Eventually the paint fumes wore him out, so he went to work dealing cards in Las Vegas. It was Ronnie who taught me the greatest card tricks I know. We would sit at my grandparents’ dining room table, and he would talk his way through a deck of cards.
To know Ronnie is to hear him talk. Words would spill out of him as he dealt cards here and there, a wry smile on his stubbled face, wrinkles around his eyes as he grinned.
When Ronnie sent something in the mail, it looked as though you’d received a package from the Unabomber. You’d get a manilla envelope stuffed full of things–Ronnie wrote on whatever scrap paper he’d round up, including discarded betting sheets, receipts, hotel stationery.
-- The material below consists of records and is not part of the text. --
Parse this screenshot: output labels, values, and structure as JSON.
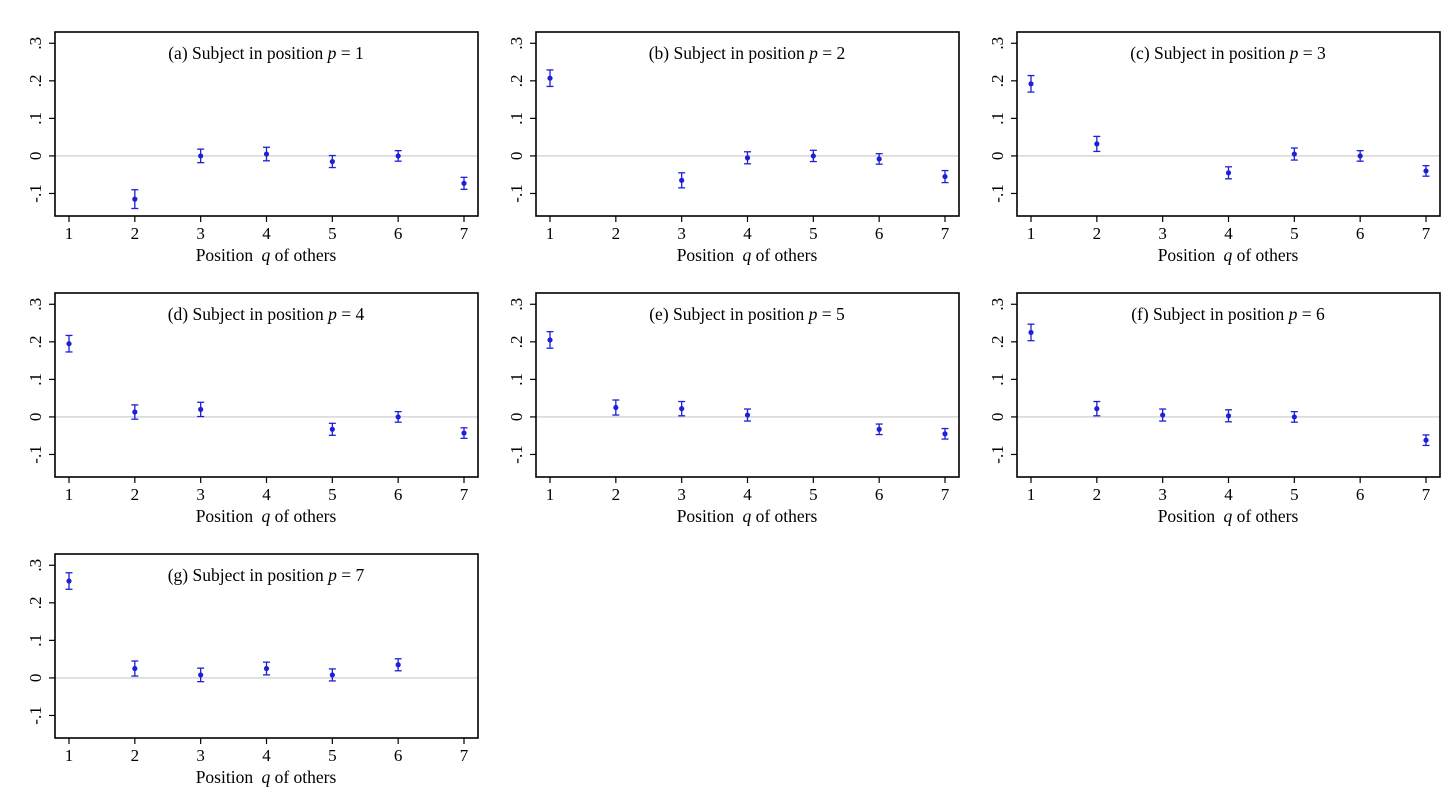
{
  "colors": {
    "marker": "#1f1fd6",
    "zero_line": "#c8c8c8",
    "frame": "#000000",
    "text": "#000000"
  },
  "chart_data": [
    {
      "type": "scatter",
      "title_prefix": "(a) Subject in position ",
      "title_var": "p",
      "title_suffix": " = 1",
      "xlabel_prefix": "Position ",
      "xlabel_var": "q",
      "xlabel_suffix": " of others",
      "x_ticks": [
        "1",
        "2",
        "3",
        "4",
        "5",
        "6",
        "7"
      ],
      "y_ticks": [
        "-.1",
        "0",
        ".1",
        ".2",
        ".3"
      ],
      "xlim": [
        1,
        7
      ],
      "ylim": [
        -0.16,
        0.33
      ],
      "reference_line": 0,
      "points": [
        {
          "x": 2,
          "y": -0.115,
          "lo": -0.14,
          "hi": -0.09
        },
        {
          "x": 3,
          "y": 0.0,
          "lo": -0.018,
          "hi": 0.018
        },
        {
          "x": 4,
          "y": 0.005,
          "lo": -0.013,
          "hi": 0.023
        },
        {
          "x": 5,
          "y": -0.015,
          "lo": -0.031,
          "hi": 0.001
        },
        {
          "x": 6,
          "y": 0.0,
          "lo": -0.014,
          "hi": 0.014
        },
        {
          "x": 7,
          "y": -0.073,
          "lo": -0.089,
          "hi": -0.057
        }
      ]
    },
    {
      "type": "scatter",
      "title_prefix": "(b) Subject in position ",
      "title_var": "p",
      "title_suffix": " = 2",
      "xlabel_prefix": "Position ",
      "xlabel_var": "q",
      "xlabel_suffix": " of others",
      "x_ticks": [
        "1",
        "2",
        "3",
        "4",
        "5",
        "6",
        "7"
      ],
      "y_ticks": [
        "-.1",
        "0",
        ".1",
        ".2",
        ".3"
      ],
      "xlim": [
        1,
        7
      ],
      "ylim": [
        -0.16,
        0.33
      ],
      "reference_line": 0,
      "points": [
        {
          "x": 1,
          "y": 0.207,
          "lo": 0.185,
          "hi": 0.229
        },
        {
          "x": 3,
          "y": -0.065,
          "lo": -0.085,
          "hi": -0.045
        },
        {
          "x": 4,
          "y": -0.005,
          "lo": -0.021,
          "hi": 0.011
        },
        {
          "x": 5,
          "y": 0.0,
          "lo": -0.015,
          "hi": 0.015
        },
        {
          "x": 6,
          "y": -0.008,
          "lo": -0.022,
          "hi": 0.006
        },
        {
          "x": 7,
          "y": -0.055,
          "lo": -0.071,
          "hi": -0.039
        }
      ]
    },
    {
      "type": "scatter",
      "title_prefix": "(c) Subject in position ",
      "title_var": "p",
      "title_suffix": " = 3",
      "xlabel_prefix": "Position ",
      "xlabel_var": "q",
      "xlabel_suffix": " of others",
      "x_ticks": [
        "1",
        "2",
        "3",
        "4",
        "5",
        "6",
        "7"
      ],
      "y_ticks": [
        "-.1",
        "0",
        ".1",
        ".2",
        ".3"
      ],
      "xlim": [
        1,
        7
      ],
      "ylim": [
        -0.16,
        0.33
      ],
      "reference_line": 0,
      "points": [
        {
          "x": 1,
          "y": 0.192,
          "lo": 0.17,
          "hi": 0.214
        },
        {
          "x": 2,
          "y": 0.032,
          "lo": 0.012,
          "hi": 0.052
        },
        {
          "x": 4,
          "y": -0.045,
          "lo": -0.061,
          "hi": -0.029
        },
        {
          "x": 5,
          "y": 0.005,
          "lo": -0.011,
          "hi": 0.021
        },
        {
          "x": 6,
          "y": 0.0,
          "lo": -0.014,
          "hi": 0.014
        },
        {
          "x": 7,
          "y": -0.04,
          "lo": -0.054,
          "hi": -0.026
        }
      ]
    },
    {
      "type": "scatter",
      "title_prefix": "(d) Subject in position ",
      "title_var": "p",
      "title_suffix": " = 4",
      "xlabel_prefix": "Position ",
      "xlabel_var": "q",
      "xlabel_suffix": " of others",
      "x_ticks": [
        "1",
        "2",
        "3",
        "4",
        "5",
        "6",
        "7"
      ],
      "y_ticks": [
        "-.1",
        "0",
        ".1",
        ".2",
        ".3"
      ],
      "xlim": [
        1,
        7
      ],
      "ylim": [
        -0.16,
        0.33
      ],
      "reference_line": 0,
      "points": [
        {
          "x": 1,
          "y": 0.195,
          "lo": 0.173,
          "hi": 0.217
        },
        {
          "x": 2,
          "y": 0.013,
          "lo": -0.006,
          "hi": 0.032
        },
        {
          "x": 3,
          "y": 0.02,
          "lo": 0.001,
          "hi": 0.039
        },
        {
          "x": 5,
          "y": -0.033,
          "lo": -0.049,
          "hi": -0.017
        },
        {
          "x": 6,
          "y": 0.0,
          "lo": -0.014,
          "hi": 0.014
        },
        {
          "x": 7,
          "y": -0.043,
          "lo": -0.057,
          "hi": -0.029
        }
      ]
    },
    {
      "type": "scatter",
      "title_prefix": "(e) Subject in position ",
      "title_var": "p",
      "title_suffix": " = 5",
      "xlabel_prefix": "Position ",
      "xlabel_var": "q",
      "xlabel_suffix": " of others",
      "x_ticks": [
        "1",
        "2",
        "3",
        "4",
        "5",
        "6",
        "7"
      ],
      "y_ticks": [
        "-.1",
        "0",
        ".1",
        ".2",
        ".3"
      ],
      "xlim": [
        1,
        7
      ],
      "ylim": [
        -0.16,
        0.33
      ],
      "reference_line": 0,
      "points": [
        {
          "x": 1,
          "y": 0.205,
          "lo": 0.183,
          "hi": 0.227
        },
        {
          "x": 2,
          "y": 0.025,
          "lo": 0.005,
          "hi": 0.045
        },
        {
          "x": 3,
          "y": 0.022,
          "lo": 0.003,
          "hi": 0.041
        },
        {
          "x": 4,
          "y": 0.005,
          "lo": -0.011,
          "hi": 0.021
        },
        {
          "x": 6,
          "y": -0.033,
          "lo": -0.047,
          "hi": -0.019
        },
        {
          "x": 7,
          "y": -0.045,
          "lo": -0.059,
          "hi": -0.031
        }
      ]
    },
    {
      "type": "scatter",
      "title_prefix": "(f) Subject in position ",
      "title_var": "p",
      "title_suffix": " = 6",
      "xlabel_prefix": "Position ",
      "xlabel_var": "q",
      "xlabel_suffix": " of others",
      "x_ticks": [
        "1",
        "2",
        "3",
        "4",
        "5",
        "6",
        "7"
      ],
      "y_ticks": [
        "-.1",
        "0",
        ".1",
        ".2",
        ".3"
      ],
      "xlim": [
        1,
        7
      ],
      "ylim": [
        -0.16,
        0.33
      ],
      "reference_line": 0,
      "points": [
        {
          "x": 1,
          "y": 0.225,
          "lo": 0.203,
          "hi": 0.247
        },
        {
          "x": 2,
          "y": 0.022,
          "lo": 0.003,
          "hi": 0.041
        },
        {
          "x": 3,
          "y": 0.005,
          "lo": -0.011,
          "hi": 0.021
        },
        {
          "x": 4,
          "y": 0.003,
          "lo": -0.013,
          "hi": 0.019
        },
        {
          "x": 5,
          "y": 0.0,
          "lo": -0.014,
          "hi": 0.014
        },
        {
          "x": 7,
          "y": -0.062,
          "lo": -0.076,
          "hi": -0.048
        }
      ]
    },
    {
      "type": "scatter",
      "title_prefix": "(g) Subject in position ",
      "title_var": "p",
      "title_suffix": " = 7",
      "xlabel_prefix": "Position ",
      "xlabel_var": "q",
      "xlabel_suffix": " of others",
      "x_ticks": [
        "1",
        "2",
        "3",
        "4",
        "5",
        "6",
        "7"
      ],
      "y_ticks": [
        "-.1",
        "0",
        ".1",
        ".2",
        ".3"
      ],
      "xlim": [
        1,
        7
      ],
      "ylim": [
        -0.16,
        0.33
      ],
      "reference_line": 0,
      "points": [
        {
          "x": 1,
          "y": 0.258,
          "lo": 0.236,
          "hi": 0.28
        },
        {
          "x": 2,
          "y": 0.025,
          "lo": 0.005,
          "hi": 0.045
        },
        {
          "x": 3,
          "y": 0.008,
          "lo": -0.01,
          "hi": 0.026
        },
        {
          "x": 4,
          "y": 0.025,
          "lo": 0.008,
          "hi": 0.042
        },
        {
          "x": 5,
          "y": 0.008,
          "lo": -0.008,
          "hi": 0.024
        },
        {
          "x": 6,
          "y": 0.035,
          "lo": 0.019,
          "hi": 0.051
        }
      ]
    }
  ]
}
He often wrote in bold pen or marker, his sentences winding around the page, up the sides, over the back, like a Family Circus cartoon tracing little Bobby’s wandering path.
Six and a half years ago he left me a voicemail, which I saved on my phone. He was calling after my grandmother had passed away, lamenting that he could not make the journey from the desert to New Jersey for the funeral service, promising to send an envelope full of mail.
In the voicemail, he mentioned over and over how he felt my grandmother, Nana, was looking down over him now, that she was now his guardian angel, that his life was getting better–a better job, making better money in a better casino–and he just knew it was Nana’s doing.
My Dad could tell it better than I, but he saw my grandmother as a mother figure for himself. Ronnie was adopted, and his parents died when he was a young adult, and he sort of adopted my grandparents as his next Mom and Dad. I should say at this point that he grew up down the street from my grandparents, that he ran around with my Dad as a kid, and that eventually Ronnie became part of our family.
Last week, Dad was going to hop a plane to the west coast to visit my step-sister, and on the way back, he scheduled a stop to visit Ronnie in Las Vegas. His idea was to simply show up in true Ronnie style–find him dealing cards on the casino floor, catch up. It has been years since they’ve seen each other, and months since they last spoke. Dad was looking forward to seeing him.
Except a few days before he was going to leave, Dad found out Ronnie had died. That he had in fact passed away a week and a half before of a massive heart attack. In a sense, it’s just like Ronnie to slip away like that, to whisper away into the darkness of a desert night.
With any luck, he and Nana are sitting down somewhere with my grandfather, pulling out a deck of cards, pouring a cup of coffee, and making up for lost time, all while the rest of us are left to remember in astonishment the singular force that was Ronnie Kraybill. May he rest in light and peace.